ENGLAND (3-4-2-1): Walker (Tottenham Hotspur); G Neville (Manchester United), Campbell (Tottenham Hotspur), Pearce (Nottingham Forest); Beckham (Manchester United), Ince (Internazionale), Batty (Newcastle United), Le Saux (Blackburn Rovers); McManaman (Liverpool), Le Tissier (Southampton); Shearer (Newcastle). Substitutes: Ferdinand (Newcastle) for Le Tissier, 61; Merson (Arsenal) for McManaman, 76; Wright (Arsenal) for Batty, 87.

ITALY (3-5-1-1): Peruzzi (Juventus); Ferrara (Juventus), Costacurta (Milan), Cannavaro (Parma); Di Livio (Juventus), Di Matteo (Chelsea), Albertini (Milan), Baggio (Parma), Maldini (Milan); Zola (Chelsea); Casiraghi (Lazio). Substitutes: Ravanelli (Middlesbrough) for Casiraghi, 76; Fuser (Lazio) for Zola, 90.

Referee: S Puhl (Hungary).

World Cup Group Two

P W D L F A Pts

England 4 3 0 1 7 2 9

Italy 3 3 0 0 5 1 9

Poland 2 1 0 1 3 3 3

Georgia 2 0 0 2 0 3 0

Moldova 3 0 0 3 2 8 0

RESULTS: 1996: 1 Sept: Moldova 0 England 3 (Barmby 23, Gascoigne 24, Shearer 61). 5 Oct: Moldova 1 (Curteanu 11) Italy 3 (Ravanelli 8, 87, Casiraghi 68). 9 Oct: England 2 (Shearer 24, 37) Poland 1 (Citko 6); Italy 1 (Ravanelli 42) Georgia 0. 9 Nov: Georgia 0 England 2 (Sheringham 15, Ferdinand 37). 10 Nov: Poland 2 (Baluszynski 4, K Warzycha pen 76) Moldova 1 (Clescenco pen 78). Yesterday: England 0 Italy 1 (Zola 18).

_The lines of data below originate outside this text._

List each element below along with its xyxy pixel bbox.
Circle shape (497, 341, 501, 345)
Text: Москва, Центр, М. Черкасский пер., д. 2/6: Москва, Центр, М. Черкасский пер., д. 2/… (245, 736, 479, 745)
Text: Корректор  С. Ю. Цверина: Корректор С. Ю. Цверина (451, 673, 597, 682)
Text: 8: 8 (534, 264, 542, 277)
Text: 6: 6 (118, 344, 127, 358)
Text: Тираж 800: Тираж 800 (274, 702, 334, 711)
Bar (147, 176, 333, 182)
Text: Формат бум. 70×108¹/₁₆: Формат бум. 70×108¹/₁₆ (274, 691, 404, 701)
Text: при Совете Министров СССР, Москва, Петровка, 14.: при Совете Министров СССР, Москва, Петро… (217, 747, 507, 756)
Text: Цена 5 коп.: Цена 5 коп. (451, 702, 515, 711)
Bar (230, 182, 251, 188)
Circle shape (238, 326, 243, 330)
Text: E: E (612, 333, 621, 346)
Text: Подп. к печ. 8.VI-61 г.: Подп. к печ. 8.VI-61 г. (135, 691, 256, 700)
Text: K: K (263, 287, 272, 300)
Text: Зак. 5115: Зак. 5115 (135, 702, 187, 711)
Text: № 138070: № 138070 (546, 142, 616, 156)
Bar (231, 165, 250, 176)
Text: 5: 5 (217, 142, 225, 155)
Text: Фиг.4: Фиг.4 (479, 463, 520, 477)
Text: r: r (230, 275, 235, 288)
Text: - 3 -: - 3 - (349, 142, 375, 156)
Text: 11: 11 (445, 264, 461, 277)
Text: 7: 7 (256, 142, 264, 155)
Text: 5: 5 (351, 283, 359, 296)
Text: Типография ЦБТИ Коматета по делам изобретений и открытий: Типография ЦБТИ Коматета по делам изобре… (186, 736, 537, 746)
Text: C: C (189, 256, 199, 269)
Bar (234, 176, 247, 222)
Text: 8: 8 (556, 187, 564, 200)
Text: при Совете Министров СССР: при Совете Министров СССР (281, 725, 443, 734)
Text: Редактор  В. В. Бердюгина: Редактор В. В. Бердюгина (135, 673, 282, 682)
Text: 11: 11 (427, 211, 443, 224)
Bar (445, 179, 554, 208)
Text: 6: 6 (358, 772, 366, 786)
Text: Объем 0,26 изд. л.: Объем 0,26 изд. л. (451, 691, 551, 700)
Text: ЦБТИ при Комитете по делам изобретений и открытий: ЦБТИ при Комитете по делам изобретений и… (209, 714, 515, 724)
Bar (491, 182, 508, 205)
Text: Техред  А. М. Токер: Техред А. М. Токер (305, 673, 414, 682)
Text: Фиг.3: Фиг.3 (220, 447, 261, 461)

FIXTURES: 1997: 29 Mar: Italy v Moldova. 2 Apr: Poland v Italy. 30 Apr: England v Georgia; Italy v Poland. 31 May: Poland v England. 7 June: Georgia v Moldova. 14 June: Poland v Georgia. 10 Sept: England v Moldova; Georgia v Italy. 24 Sept: Moldova v Georgia. 7 Oct: Moldova v Poland. 11 Oct: Italy v England; Georgia v Poland.

Qualification: Group winners qualify for France 98; best second-placed team qualifies; remaining eight second-placed teams take part in play- offs (who plays who decided by a draw), with the winners of each play- off (played on a home and away basis) qualifying.